Anion Recognition with Hydrogen-Bonding Cyclodiphosphazanes

Modular cyclodiphosph(V)azanes are synthesised and their affinity for chloride and actetate anions were compared to those of a bisaryl urea derivative (1). The diamidocyclodiphosph(V)azanes cis-[{ArNHP(O)(mu-tBu)}(2)] [Ar=Ph (2) and Ar=m-(CF3)(2)Ph (3)] were synthesised by reaction of [{ClP(mu-NtBu)}(2)] (4) with the respective anilines and subsequent oxidation with H2O2. Phosphazanes 2 and 3 were obtained as the cis isomers and were characterised by multinuclear NMR spectroscopy, FTIR spectroscopy, HRMS and single-crystal X-ray diffraction. The cyclodiphosphazanes 2 and 3 readily co-crystallise with donor solvents such as MeOH, EtOH and DMSO through bidentate hydrogen bonding, as shown in the X-ray analyses. Cyclodiphosphazane 3 showed a remarkably high affinity (log[K]=5.42) for chloride compared with the bisaryl urea derivative 1 (log[K]=4.25). The affinities for acetate (AcO-) are in the same range (3: log[K]=6.72, 1: log[K]=6.91). Cyclodiphosphazane 2, which does not contain CF3 groups, exhibits weaker binding to chloride (log[K]=3.95) and acetate (log[K]=4.49).

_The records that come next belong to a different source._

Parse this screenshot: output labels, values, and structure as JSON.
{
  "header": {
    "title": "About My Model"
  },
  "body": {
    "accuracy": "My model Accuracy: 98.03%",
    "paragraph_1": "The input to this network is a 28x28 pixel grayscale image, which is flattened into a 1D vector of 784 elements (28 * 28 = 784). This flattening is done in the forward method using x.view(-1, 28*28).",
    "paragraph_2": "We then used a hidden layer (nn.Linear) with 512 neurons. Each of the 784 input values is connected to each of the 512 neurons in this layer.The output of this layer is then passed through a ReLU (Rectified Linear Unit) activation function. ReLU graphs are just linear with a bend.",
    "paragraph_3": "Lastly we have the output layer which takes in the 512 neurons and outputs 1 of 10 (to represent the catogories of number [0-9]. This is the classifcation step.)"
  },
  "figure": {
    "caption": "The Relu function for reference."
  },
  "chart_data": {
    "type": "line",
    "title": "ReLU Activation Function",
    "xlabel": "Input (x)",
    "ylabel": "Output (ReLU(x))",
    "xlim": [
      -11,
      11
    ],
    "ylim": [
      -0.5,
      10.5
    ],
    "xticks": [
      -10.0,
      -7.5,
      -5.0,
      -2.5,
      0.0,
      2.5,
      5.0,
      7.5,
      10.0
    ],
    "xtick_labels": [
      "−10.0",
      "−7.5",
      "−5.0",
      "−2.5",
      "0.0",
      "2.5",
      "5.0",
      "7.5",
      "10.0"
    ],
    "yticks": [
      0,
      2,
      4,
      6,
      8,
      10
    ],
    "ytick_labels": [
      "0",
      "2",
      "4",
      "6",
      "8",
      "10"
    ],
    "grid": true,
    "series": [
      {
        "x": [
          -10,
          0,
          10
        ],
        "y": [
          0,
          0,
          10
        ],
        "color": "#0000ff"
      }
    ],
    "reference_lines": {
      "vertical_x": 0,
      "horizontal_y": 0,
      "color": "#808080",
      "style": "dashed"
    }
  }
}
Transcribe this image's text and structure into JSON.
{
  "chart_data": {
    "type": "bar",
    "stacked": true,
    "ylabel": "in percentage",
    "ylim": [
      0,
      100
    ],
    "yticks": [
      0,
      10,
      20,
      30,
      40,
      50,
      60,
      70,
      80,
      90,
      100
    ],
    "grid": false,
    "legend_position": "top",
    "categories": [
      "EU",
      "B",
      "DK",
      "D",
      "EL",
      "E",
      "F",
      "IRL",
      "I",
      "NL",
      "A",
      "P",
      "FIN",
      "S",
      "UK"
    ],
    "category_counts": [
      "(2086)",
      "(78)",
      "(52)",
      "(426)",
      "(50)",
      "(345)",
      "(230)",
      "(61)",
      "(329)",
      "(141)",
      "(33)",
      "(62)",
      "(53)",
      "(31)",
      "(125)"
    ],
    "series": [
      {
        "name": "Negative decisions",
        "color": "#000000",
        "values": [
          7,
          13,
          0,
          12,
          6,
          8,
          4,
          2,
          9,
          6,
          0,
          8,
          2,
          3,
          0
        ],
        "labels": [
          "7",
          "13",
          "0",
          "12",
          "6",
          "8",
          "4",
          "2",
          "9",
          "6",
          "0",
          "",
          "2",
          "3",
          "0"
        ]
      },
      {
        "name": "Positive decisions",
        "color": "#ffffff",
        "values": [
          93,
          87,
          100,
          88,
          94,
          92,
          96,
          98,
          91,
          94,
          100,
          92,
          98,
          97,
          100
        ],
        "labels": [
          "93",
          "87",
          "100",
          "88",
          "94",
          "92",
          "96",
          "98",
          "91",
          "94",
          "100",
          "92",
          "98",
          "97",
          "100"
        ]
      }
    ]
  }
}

DFT computations and X-ray analyses indicate that a squaramide-like hydrogen-bond directionality and C-alpha-H interactions account for the efficiency of 3 as an anion receptor. The C-alpha-H groups stabilise the Z,Z-3 conformation, which is necessary for bidentate hydrogen bonding, as well as coordinating with the anion.